Mali: le président de la transition dit « rester ouvert » au dialogue avec la CEDEAO après les sanctions

Le Président de la transition malienne, le colonel Assimi Goïta, a dit lundi « rester ouvert » au dialogue avec la Communauté économique des Etats de l’Afrique de l’Ouest (Cédéao), suite aux lourdes sanctions imposées contre son pays par les dirigeants de l’organisation sous-régionale lors de leur sommet tenu dimanche à Accra.

« Même si nous regrettons le caractère illégitime, illégal et inhumain de certaines décisions, le Mali reste ouvert au dialogue avec la Cédéao pour trouver un consensus entre les intérêts supérieurs du peuple malien et le respect des principes fondamentaux de l’organisation », a dit le colonel Goïta dans un discours diffusé lundi soir à la télévision publique, tout en appelant ses compatriotes au calme et à la « résilience » face à cette situation.

« Je vous demande de rester calmes et sereins car nous avons fait le choix d’être sincères afin de prendre notre destin en main en forgeant notre propre voie », a souligné le dirigeant malien.

« L’heure est au rassemblement de tous les Maliens sans exclusive pour réaffirmer nos positions de principe et défendre notre patrie. Chaque Malienne, chaque Malien où qu’il se trouve, doit se comporter en défenseur des intérêts supérieurs du Mali. Nous mesurons la gravité de la situation », a-t-il affirmé en ajoutant: « Il revient à chacun de taire les divisions de quelque nature que ce soit et de se retrouver autour de l’essentiel qu’est le Mali, notre patrie. Aussi, j’en appelle à une mobilisation constante et à une résilience face à la situation ».

« La CEDEAO et l’UEMOA se sont assumées, nous en ferons autant. Nul besoin de procéder à des actions de violences cela n’a jamais caractérisé les maliens que nous sommes », a encore souligné le colonel Goita.

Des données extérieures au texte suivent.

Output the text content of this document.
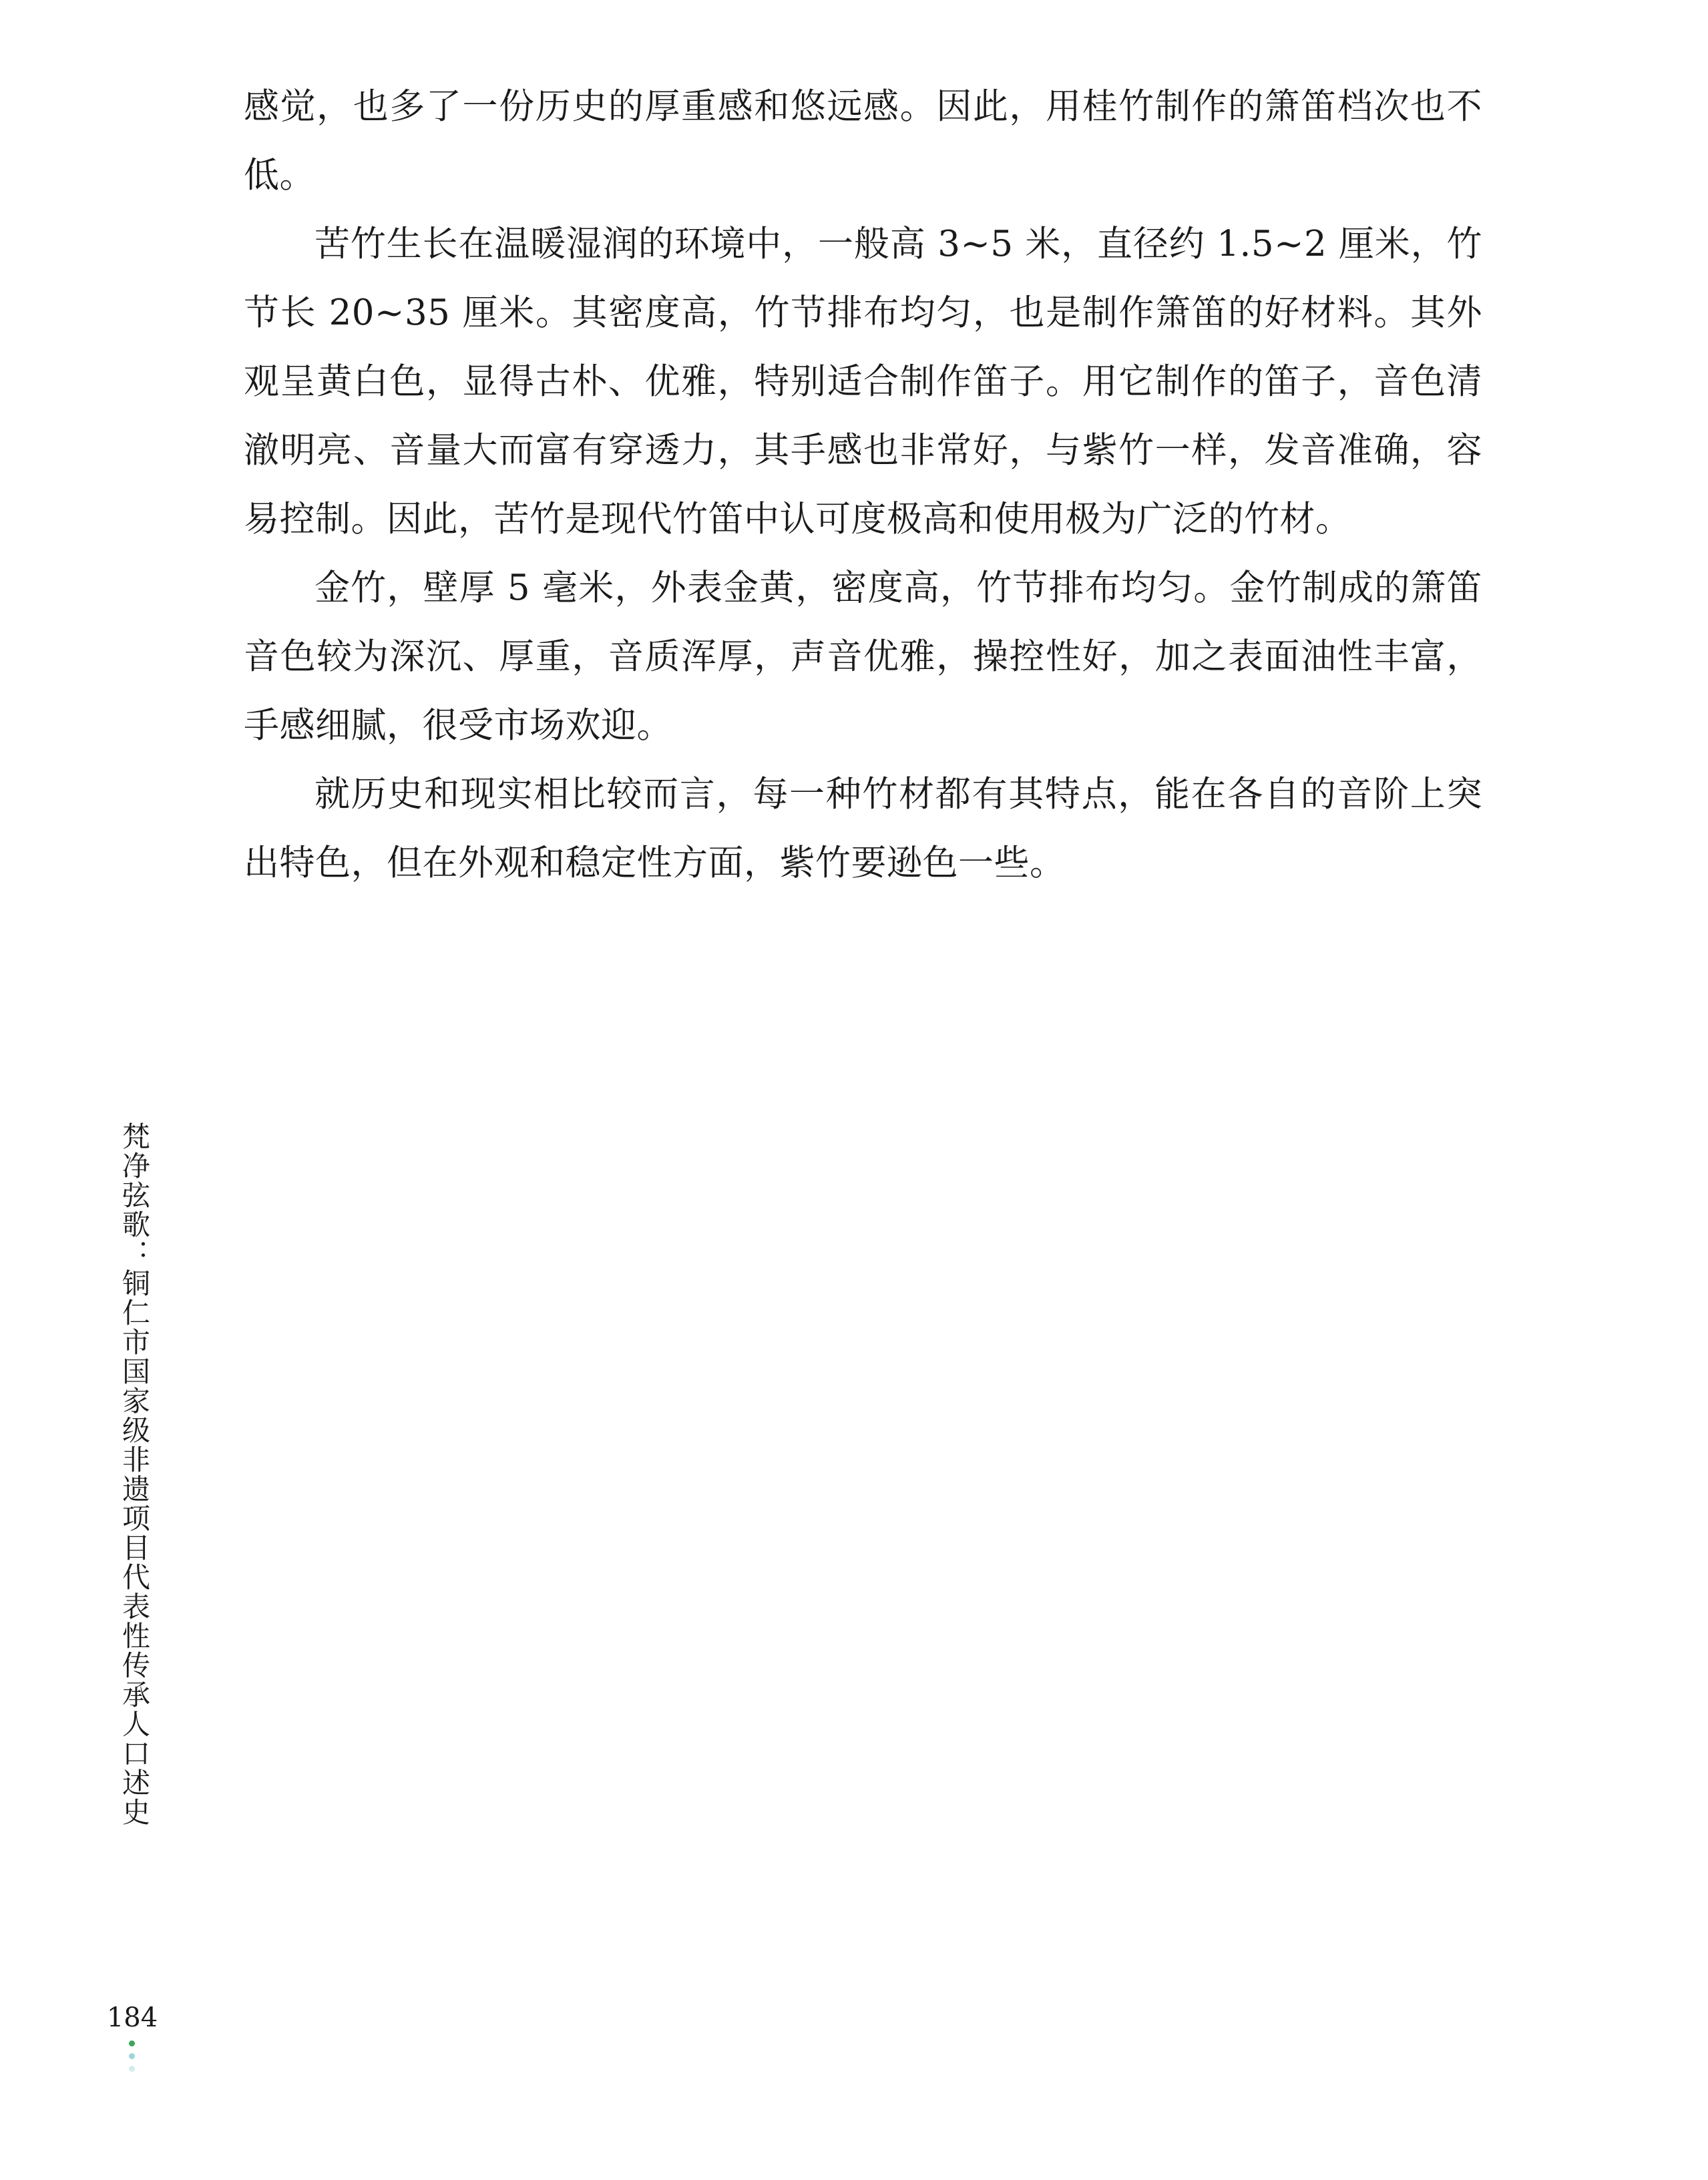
感觉，也多了一份历史的厚重感和悠远感。因此，用桂竹制作的箫笛档次也不低。

苦竹生长在温暖湿润的环境中，一般高 3~5 米，直径约 1.5~2 厘米，竹节长 20~35 厘米。其密度高，竹节排布均匀，也是制作箫笛的好材料。其外观呈黄白色，显得古朴、优雅，特别适合制作笛子。用它制作的笛子，音色清澈明亮、音量大而富有穿透力，其手感也非常好，与紫竹一样，发音准确，容易控制。因此，苦竹是现代竹笛中认可度极高和使用极为广泛的竹材。

金竹，壁厚 5 毫米，外表金黄，密度高，竹节排布均匀。金竹制成的箫笛音色较为深沉、厚重，音质浑厚，声音优雅，操控性好，加之表面油性丰富，手感细腻，很受市场欢迎。

就历史和现实相比较而言，每一种竹材都有其特点，能在各自的音阶上突出特色，但在外观和稳定性方面，紫竹要逊色一些。

梵净弦歌：铜仁市国家级非遗项目代表性传承人口述史
184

« Nous avons espéré qu’avant la conférence extraordinaire de la CEDEAO, un examen minutieux serait fait du chronogramme soumis et une période serait donnée pour discuter sur notre proposition avant de se prononcer », a encore fait noter le responsable malien.

« Nous appelons la CEDEAO, une fois de plus, à une analyse approfondie de la situation de notre pays en plaçant l’intérêt supérieur de la population malienne au-dessus de toute autre considération », a-t-il déclaré.

La Communauté économique des Etats de l’Afrique de l’Ouest (Cédéao) a imposé dimanche une batterie de mesures de rétorsion à l’encontre des autorités maliennes.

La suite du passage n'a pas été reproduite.